From inspection, we can see that each post title, link, as well as date are inside writing
class. We can get the list of all html elements of the same class with the help of find_all()
function of BeautifulSoup
.
url = "https://shahaliyev.org/writings.html"
with urlopen(url) as response:
html = response.read()
soup = BeautifulSoup(html, 'html.parser')
post_list = soup.find_all(class_='writing')
post_list[0]
The function below is overkill for our purposes and will work only for two urls, https://shahaliyev.org/writings.html
and https://shahaliyev.org/az/writings.html
. However, it is possible to easily modify the function to suit your purposes and scrape many similiarly structured urls of a large website (e.g. category pages of a news website).
import pandas as pd
def scrape_writings(url, user_agent="*", count=5):
"""
Args:
url (str): The URL of the writings page to scrape.
user_agent (str): The user agent string to be used for making requests.
Default is "*" (generic user agent).
count (int): The number of writings to scrape from the page.

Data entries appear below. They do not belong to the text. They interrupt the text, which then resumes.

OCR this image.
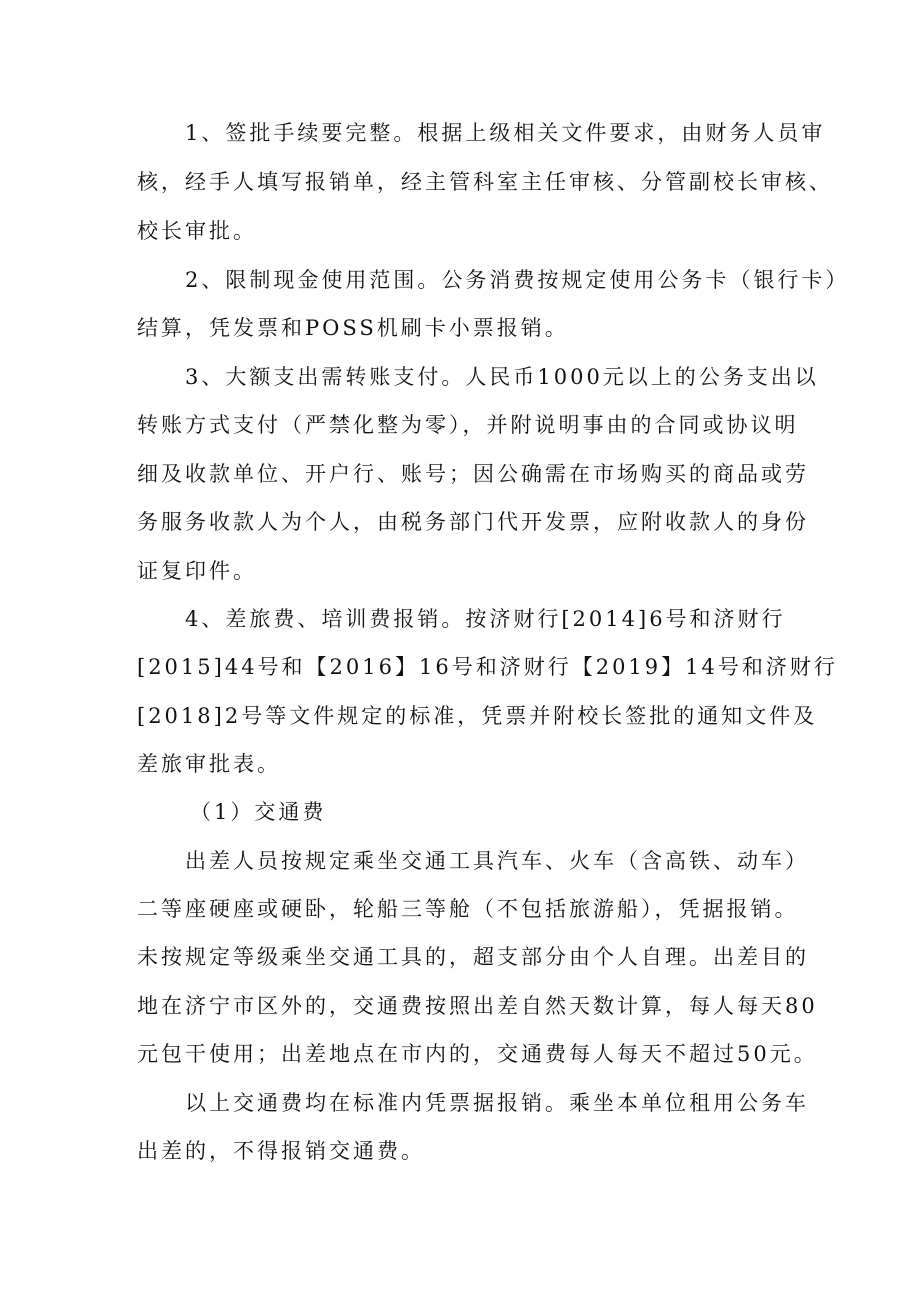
1、签批手续要完整。根据上级相关文件要求，由财务人员审
核，经手人填写报销单，经主管科室主任审核、分管副校长审核、
校长审批。
2、限制现金使用范围。公务消费按规定使用公务卡（银行卡）
结算，凭发票和POSS机刷卡小票报销。
3、大额支出需转账支付。人民币1000元以上的公务支出以
转账方式支付（严禁化整为零），并附说明事由的合同或协议明
细及收款单位、开户行、账号；因公确需在市场购买的商品或劳
务服务收款人为个人，由税务部门代开发票，应附收款人的身份
证复印件。
4、差旅费、培训费报销。按济财行[2014]6号和济财行
[2015]44号和【2016】16号和济财行【2019】14号和济财行
[2018]2号等文件规定的标准，凭票并附校长签批的通知文件及
差旅审批表。
（1）交通费
出差人员按规定乘坐交通工具汽车、火车（含高铁、动车）
二等座硬座或硬卧，轮船三等舱（不包括旅游船），凭据报销。
未按规定等级乘坐交通工具的，超支部分由个人自理。出差目的
地在济宁市区外的，交通费按照出差自然天数计算，每人每天80
元包干使用；出差地点在市内的，交通费每人每天不超过50元。
以上交通费均在标准内凭票据报销。乘坐本单位租用公务车
出差的，不得报销交通费。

Default is 5.
Returns:
pandas.DataFrame: A DataFrame containing the titles, dates, and links.
Notes:
The function assumes that the:
- links are stored in `<a>` tag.
- writings are stored in `<div class="writing">`
- titles are stored within `<a class="post-link">`
- dates are stored in `<time class="post-date">` elements.
Raises:
Exception: Any network or parsing errors will raise an exception if encountered.
None will be returned.
"""
if not can_scrape(url, user_agent=user_agent):
print(f"Scraping not allowed for {url}")
return
try:
request = Request(url, headers={"User-Agent": user_agent})
with urlopen(request) as response:
html = response.read()
soup = BeautifulSoup(html, 'html.parser')

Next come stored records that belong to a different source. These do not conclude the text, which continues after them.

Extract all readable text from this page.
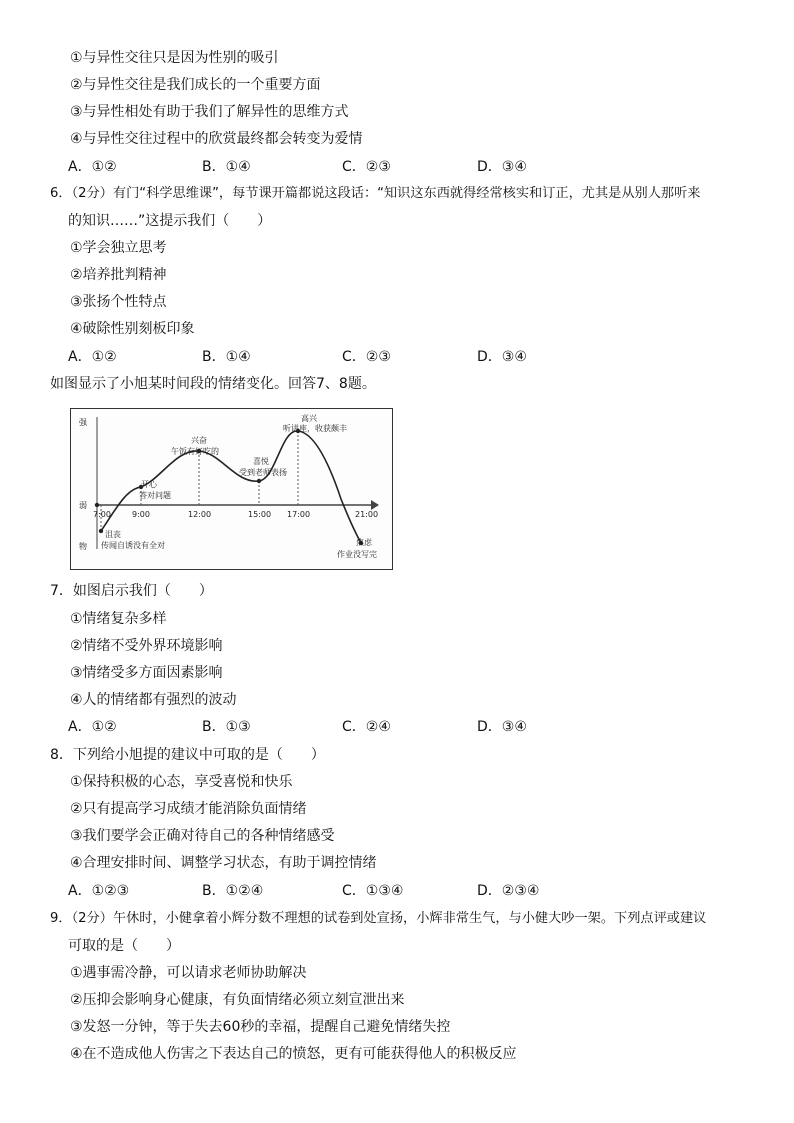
①与异性交往只是因为性别的吸引
②与异性交往是我们成长的一个重要方面
③与异性相处有助于我们了解异性的思维方式
④与异性交往过程中的欣赏最终都会转变为爱情
A．①②	B．①④	C．②③	D．③④
6．（2分）有门“科学思维课”，每节课开篇都说这段话：“知识这东西就得经常核实和订正，尤其是从别人那听来
的知识……”这提示我们（　　）
①学会独立思考
②培养批判精神
③张扬个性特点
④破除性别刻板印象
A．①②	B．①④	C．②③	D．③④
如图显示了小旭某时间段的情绪变化。回答7、8题。
强
弱
物
7:00	9:00	12:00	15:00 17:00	21:00
沮丧
传闻自诱没有全对
开心
答对问题
兴奋
午饭有好吃的
喜悦
受到老师表扬
高兴
听讲座，收获颇丰
焦虑
作业没写完
7．如图启示我们（　　）
①情绪复杂多样
②情绪不受外界环境影响
③情绪受多方面因素影响
④人的情绪都有强烈的波动
A．①②	B．①③	C．②④	D．③④
8．下列给小旭提的建议中可取的是（　　）
①保持积极的心态，享受喜悦和快乐
②只有提高学习成绩才能消除负面情绪
③我们要学会正确对待自己的各种情绪感受
④合理安排时间、调整学习状态，有助于调控情绪
A．①②③	B．①②④	C．①③④	D．②③④
9．（2分）午休时，小健拿着小辉分数不理想的试卷到处宣扬，小辉非常生气，与小健大吵一架。下列点评或建议
可取的是（　　）
①遇事需冷静，可以请求老师协助解决
②压抑会影响身心健康，有负面情绪必须立刻宣泄出来
③发怒一分钟，等于失去60秒的幸福，提醒自己避免情绪失控
④在不造成他人伤害之下表达自己的愤怒，更有可能获得他人的积极反应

parsed_url = urlparse(url)
base_url = f"{parsed_url.scheme}://{parsed_url.netloc}"
data = {
"title": [],
"date": [],
"link": [],
}
writings = soup.find_all(class_='writing')
for writing in writings[:count]:
title = writing.find('a', class_='post-link')
date = writing.find('time', class_='post-date')
link = title if title else writing.find('a', href=True)
title = title.text.strip() if title else pd.NA
date = date['datetime'].strip() if date else pd.NA
link = urljoin(base_url, link['href']) if link else pd.NA
data["title"].append(title)
data["date"].append(date)
data["link"].append(link)
return pd.DataFrame(data)
except Exception as e:
print(f"Error scraping the URL {url}: {e}")
return None
As the reference link is relative, we need to extract the base url. In our case, scheme of URL will be https
, and network location part of URL will be shahaliyev.org
. The rest of the links will be appended to this base url.